Tectona grandis is the Latin name for TEAK, a hardwood of the family Verbenaceae, Tectona Grandis is said to be indigenous to India, Burma, Thailand, Indochina and Java. It has been extensively planted for timber or as an ornamental within its natural range and throughout the tropical regions of the world, including East and West Africa, as well as Cuba and the Caribbean, and South America from Panama to Brazil.

Tectona grandis, is not a timber from tropical rain forests, and indeed, teak cannot grow in rain forests – it is a deciduous tree which grows particularly well in the dry, hilly terrain typical of plantation forests in Southeast Asia.

Specifically in Java Indonesia, Perum Perhutani is the government agency which is responsible for managing Indonesia’s extensive forests and plantations. Java has very large Teak plantations which were first planted by the Dutch in the early 1800’s. These plantations are now well managed by Perum Perhutani.

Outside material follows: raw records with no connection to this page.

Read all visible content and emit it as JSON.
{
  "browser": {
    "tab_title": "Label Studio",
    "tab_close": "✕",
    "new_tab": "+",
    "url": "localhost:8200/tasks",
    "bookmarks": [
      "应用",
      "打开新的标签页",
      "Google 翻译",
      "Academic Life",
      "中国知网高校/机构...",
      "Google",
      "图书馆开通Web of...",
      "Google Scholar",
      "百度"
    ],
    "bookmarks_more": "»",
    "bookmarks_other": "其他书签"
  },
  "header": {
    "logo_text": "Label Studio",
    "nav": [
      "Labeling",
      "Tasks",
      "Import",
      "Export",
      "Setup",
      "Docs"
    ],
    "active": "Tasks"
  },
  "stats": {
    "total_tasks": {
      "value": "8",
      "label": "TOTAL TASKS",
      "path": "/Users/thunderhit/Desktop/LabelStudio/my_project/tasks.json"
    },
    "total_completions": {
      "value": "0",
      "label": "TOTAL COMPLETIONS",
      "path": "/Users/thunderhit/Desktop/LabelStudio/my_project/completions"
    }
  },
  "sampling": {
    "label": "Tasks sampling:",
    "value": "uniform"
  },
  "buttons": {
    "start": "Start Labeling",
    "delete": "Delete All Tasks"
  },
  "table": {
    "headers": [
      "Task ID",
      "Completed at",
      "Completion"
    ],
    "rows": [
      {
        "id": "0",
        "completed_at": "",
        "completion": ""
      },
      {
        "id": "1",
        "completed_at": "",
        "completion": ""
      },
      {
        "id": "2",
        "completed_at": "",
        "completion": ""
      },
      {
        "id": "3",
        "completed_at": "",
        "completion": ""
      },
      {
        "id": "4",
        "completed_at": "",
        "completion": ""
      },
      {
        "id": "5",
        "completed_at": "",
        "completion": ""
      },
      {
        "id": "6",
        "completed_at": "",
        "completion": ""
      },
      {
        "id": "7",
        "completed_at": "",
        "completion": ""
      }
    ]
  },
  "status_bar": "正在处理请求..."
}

Perum Perhutani operate a strict policy regulating the number and size of trees which can be felled, as well as with regard to the numbers of trees which are replanted to maintain the productivity of the teak forests for future generations. The teak plantations produce a high value crop that is a very valuable source of income in their local area. And the associated furniture and timber products industry provides regular local employment to many thousands of people.

When plantation grown the tree will attain a height of up to 45m [150ft] with a diameter 1 – 1.5m [3 – 5ft]. It will be ready for harvesting at around 50 – 60 years. If well maintained the tree can produce a clear stem of up to 30m in length giving a high timber yield. It produces a very large leaf similar to a tobacco leaf which is around 12″ long and wide.